Given how people like to define "unbiased", it's going to wind up needing to be explicitly targeted to enforce equity... because thanks to centuries of deliberate oppression we simply don't have a country where there's no actual, empirical differences between demographics, and the people who pass laws like this believe that's solved by simply pretending they don't exist and enforcing equal outcomes by e.g. simply adding or subtracting points from scores to make all groups equal.

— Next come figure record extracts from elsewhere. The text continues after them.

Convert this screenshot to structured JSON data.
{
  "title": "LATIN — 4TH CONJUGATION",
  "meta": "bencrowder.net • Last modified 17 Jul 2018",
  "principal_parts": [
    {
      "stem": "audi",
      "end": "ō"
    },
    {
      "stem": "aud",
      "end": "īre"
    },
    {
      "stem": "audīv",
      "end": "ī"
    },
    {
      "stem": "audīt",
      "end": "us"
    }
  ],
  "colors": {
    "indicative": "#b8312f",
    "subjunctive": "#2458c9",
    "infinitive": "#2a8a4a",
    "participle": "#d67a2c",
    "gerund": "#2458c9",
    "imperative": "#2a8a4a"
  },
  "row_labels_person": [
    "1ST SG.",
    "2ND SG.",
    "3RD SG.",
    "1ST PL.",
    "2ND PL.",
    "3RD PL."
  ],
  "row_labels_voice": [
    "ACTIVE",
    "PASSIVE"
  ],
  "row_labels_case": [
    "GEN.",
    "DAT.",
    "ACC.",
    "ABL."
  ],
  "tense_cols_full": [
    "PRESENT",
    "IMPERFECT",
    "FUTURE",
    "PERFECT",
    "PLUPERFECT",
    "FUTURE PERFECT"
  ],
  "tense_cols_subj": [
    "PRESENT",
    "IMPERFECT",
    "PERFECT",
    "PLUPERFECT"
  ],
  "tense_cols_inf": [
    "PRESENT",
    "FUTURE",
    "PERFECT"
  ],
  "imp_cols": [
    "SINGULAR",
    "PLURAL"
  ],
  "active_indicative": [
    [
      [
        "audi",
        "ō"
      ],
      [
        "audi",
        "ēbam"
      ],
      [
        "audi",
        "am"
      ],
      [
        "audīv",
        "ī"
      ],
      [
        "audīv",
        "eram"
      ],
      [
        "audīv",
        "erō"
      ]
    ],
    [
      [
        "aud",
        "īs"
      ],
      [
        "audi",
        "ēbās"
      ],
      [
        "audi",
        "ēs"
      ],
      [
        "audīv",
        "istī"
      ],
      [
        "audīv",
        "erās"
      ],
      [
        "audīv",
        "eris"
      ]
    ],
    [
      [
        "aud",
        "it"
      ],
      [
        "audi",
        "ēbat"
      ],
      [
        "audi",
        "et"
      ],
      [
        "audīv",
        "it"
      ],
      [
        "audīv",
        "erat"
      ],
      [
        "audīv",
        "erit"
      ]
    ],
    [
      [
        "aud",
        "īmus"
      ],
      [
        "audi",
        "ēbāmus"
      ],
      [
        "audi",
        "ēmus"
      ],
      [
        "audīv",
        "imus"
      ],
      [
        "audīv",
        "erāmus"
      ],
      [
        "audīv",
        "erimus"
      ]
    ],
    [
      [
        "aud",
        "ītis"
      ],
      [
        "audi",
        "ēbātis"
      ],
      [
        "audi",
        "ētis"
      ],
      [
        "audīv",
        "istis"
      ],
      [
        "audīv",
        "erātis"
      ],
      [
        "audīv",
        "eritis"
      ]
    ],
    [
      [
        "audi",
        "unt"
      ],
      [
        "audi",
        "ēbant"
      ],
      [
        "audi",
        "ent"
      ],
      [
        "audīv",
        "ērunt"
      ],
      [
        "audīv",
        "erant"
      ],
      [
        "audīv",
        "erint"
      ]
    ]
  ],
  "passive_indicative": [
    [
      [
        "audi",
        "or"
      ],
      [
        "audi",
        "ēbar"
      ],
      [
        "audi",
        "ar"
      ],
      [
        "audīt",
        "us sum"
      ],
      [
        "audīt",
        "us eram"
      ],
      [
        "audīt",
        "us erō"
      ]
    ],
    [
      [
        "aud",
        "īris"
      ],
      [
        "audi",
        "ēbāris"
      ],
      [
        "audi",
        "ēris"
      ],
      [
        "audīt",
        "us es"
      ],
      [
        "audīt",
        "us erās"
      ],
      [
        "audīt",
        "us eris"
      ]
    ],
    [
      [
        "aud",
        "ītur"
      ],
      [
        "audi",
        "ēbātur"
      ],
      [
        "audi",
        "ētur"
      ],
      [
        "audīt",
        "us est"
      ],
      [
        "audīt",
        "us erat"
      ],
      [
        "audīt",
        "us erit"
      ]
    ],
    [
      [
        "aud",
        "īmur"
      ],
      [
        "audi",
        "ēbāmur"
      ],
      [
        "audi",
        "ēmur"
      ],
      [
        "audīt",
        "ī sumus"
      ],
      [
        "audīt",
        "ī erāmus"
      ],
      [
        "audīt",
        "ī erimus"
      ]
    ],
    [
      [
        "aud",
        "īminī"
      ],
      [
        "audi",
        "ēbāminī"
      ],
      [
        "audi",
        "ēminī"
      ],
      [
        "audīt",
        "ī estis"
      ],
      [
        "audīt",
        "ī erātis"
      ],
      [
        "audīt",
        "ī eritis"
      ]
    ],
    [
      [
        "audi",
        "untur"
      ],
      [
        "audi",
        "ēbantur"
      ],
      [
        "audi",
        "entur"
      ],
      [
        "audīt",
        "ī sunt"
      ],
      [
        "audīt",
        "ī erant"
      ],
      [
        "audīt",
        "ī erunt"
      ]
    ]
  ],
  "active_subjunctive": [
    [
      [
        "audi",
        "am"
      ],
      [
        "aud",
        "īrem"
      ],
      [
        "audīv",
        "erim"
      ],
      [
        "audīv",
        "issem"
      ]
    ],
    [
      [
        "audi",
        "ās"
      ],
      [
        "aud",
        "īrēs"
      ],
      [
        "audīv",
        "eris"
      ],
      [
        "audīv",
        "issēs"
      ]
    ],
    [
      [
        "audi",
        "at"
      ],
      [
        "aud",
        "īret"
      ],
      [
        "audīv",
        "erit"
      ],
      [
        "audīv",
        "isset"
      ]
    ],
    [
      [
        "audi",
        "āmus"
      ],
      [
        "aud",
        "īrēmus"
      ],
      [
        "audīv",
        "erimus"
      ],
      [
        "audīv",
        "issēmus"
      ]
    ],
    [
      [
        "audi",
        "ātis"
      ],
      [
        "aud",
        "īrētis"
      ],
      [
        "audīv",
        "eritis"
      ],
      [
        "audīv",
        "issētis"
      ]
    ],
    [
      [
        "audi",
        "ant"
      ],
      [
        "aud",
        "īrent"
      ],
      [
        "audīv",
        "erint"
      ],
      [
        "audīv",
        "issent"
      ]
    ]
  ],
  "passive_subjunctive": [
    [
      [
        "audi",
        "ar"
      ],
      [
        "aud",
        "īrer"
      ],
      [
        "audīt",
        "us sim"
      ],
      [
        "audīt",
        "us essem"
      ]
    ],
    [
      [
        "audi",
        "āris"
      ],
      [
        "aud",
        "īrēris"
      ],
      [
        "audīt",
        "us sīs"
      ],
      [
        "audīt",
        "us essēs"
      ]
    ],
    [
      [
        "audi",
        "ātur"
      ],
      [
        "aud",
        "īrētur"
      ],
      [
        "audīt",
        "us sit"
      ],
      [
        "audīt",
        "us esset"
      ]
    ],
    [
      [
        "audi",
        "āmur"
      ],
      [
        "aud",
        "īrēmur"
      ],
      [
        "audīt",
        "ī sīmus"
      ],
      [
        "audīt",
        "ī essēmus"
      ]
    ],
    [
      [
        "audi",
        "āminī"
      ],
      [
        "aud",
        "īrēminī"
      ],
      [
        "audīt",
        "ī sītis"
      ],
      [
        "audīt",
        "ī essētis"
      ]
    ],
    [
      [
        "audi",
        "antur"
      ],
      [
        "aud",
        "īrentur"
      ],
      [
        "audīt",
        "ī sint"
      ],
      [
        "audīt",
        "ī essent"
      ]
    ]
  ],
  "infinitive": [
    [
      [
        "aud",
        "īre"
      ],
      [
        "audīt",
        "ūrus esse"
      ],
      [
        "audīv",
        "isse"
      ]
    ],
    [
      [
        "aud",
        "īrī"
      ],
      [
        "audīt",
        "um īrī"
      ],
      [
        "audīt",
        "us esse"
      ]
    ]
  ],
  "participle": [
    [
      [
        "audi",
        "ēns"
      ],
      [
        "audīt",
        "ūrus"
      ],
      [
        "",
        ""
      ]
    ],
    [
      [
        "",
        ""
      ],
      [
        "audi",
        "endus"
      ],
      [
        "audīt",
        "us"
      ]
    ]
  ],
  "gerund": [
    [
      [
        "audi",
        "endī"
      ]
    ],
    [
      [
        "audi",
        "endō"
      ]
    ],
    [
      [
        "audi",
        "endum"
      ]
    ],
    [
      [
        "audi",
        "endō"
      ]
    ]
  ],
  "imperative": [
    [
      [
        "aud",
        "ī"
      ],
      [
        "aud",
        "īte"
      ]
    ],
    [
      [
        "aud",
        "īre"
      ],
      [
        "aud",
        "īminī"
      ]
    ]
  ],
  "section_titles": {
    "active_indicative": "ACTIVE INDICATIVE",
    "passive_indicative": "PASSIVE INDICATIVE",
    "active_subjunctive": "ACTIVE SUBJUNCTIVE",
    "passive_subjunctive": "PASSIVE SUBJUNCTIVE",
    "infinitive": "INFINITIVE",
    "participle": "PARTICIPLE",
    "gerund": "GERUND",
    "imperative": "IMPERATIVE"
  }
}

Because that's something that can be done now. Why spend decades doing the actual hard work of building an equitable society when you can prove how virtuous you right now by simply rigging the numbers?

−1

supermechace t1_j1so0rp wrote

In all honesty, if these resume screening software are the typical rush to market software products produced at the cheapest cost, the "AI" is probably some hack job ducted taped together from googling code, apis, stackexchange posts or even if there was a data scientist on the project the programmer gave up understanding the requirements in order to finish the code on time. Resulting in the resume/interview screener being basically a glorified keyword scoring filter. If the bill allows the source code to be audited it will be easy to spot inherent keywords bias like demographics or colleges. I haven't heard of interviews being recorded to run through software but it'll be easy to spot that programmer took shortcuts such as training the model on the same demographic over and over again to get through QA. QA is usually the lowest on the totem pole. Look at the lack of regulation in social media and data privacy, the current laws are already behind in America.

3

DifficultyNext7666 t1_j1tlo7e wrote

It shouldn't be that hard. It's an imbalanced class problem. Either adjust the weighting or oversample.

The issue is the system will do a worse job. Is that trade off worth it? I think the powers that be would say yes.

Well the bigger issue is how do these idiots enforce it? We'd have to open up code and training data to a 3rd party bias police.

1